Oleh : Fi’atus Sholihah
BAB I
PENDAHULUAN
A. Latar Belakang
Agama merupakan kebutuhan dasar manusia, karena agama merupakan sarana untuk membela diri terhadap segala kekacauan hidup manusia, hamper semua masyarakat menusia mempunyai agama.

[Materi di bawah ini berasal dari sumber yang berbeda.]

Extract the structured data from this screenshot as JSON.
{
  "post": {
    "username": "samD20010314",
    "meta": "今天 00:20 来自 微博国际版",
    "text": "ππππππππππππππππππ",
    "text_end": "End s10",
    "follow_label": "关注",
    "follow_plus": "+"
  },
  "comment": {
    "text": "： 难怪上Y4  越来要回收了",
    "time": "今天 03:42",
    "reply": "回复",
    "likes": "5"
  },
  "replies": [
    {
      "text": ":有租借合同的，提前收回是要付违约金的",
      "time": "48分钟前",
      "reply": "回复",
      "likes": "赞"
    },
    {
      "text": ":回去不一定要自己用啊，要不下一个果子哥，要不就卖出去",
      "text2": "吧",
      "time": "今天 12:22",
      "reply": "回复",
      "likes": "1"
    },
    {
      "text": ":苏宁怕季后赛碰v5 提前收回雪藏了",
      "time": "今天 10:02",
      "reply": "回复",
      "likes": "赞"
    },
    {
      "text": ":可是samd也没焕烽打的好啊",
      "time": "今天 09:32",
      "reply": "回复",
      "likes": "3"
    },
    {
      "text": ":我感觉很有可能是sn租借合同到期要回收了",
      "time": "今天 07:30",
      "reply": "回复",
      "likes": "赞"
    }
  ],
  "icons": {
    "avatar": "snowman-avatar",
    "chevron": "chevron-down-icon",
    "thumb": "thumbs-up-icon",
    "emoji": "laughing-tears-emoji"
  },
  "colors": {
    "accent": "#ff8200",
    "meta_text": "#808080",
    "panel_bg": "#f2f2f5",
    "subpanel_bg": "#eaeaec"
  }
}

Akan tetapi di sisi lain banyak ditemui dalam catatan sejarah, konflik yang terjadi akibat keangkuhan manusia yang membawa agama sebagai kepentingan nagsunya, masjid-masjid indah, gereja-gereja megah, kuil-kuil dan pura mempesona, mengapa bumi bau amis darah akibat pertempuran antar agama. Kemana ajaran ihsan, ke mana ajaran tatwan asih, kemana ajaran kasih, kemana ajaran dharma. Mengapa tidak dihayati sebagai kekuatan pribadi untuk berbuat dan membangun kesejahteraan masyarakat dunia.
B. Rumusan Masalah
1. Bagaimana peran agama sebagai factor konflik di masyarakat?
2. Bagaimana agama-agama indikasi konflik di masyarakat?
BAB II
PEMBAHASAN
A. Agama Sebagai Faktor Konflik Di Masyarakat
Agama dalam satu sisi dipandang oleh pemeluknya sebagai sumber moral dan nilai, sementara di sisi lain dianggap sebagai sumber konflik. Menurut Afif Muhammad[1] : Agama acap kali menampakkan diri sebagai sesuatu yang berwajah ganda”. Sebagaimana yang disinyalir oleh John Effendi[2] yang menyatakan bahwa Agama pada sesuatu waktu memproklamirkan perdamaian, jalan menuju keselamatan, persatuan dan persaudaraan. Namun pada waktu yang lain menempatkan dirinya sebagai sesuatu yang dianggap garang-garang menyebar konflik, bahkan tak jarang, seperti di catat dalam sejarah, menimbulkan peperangan.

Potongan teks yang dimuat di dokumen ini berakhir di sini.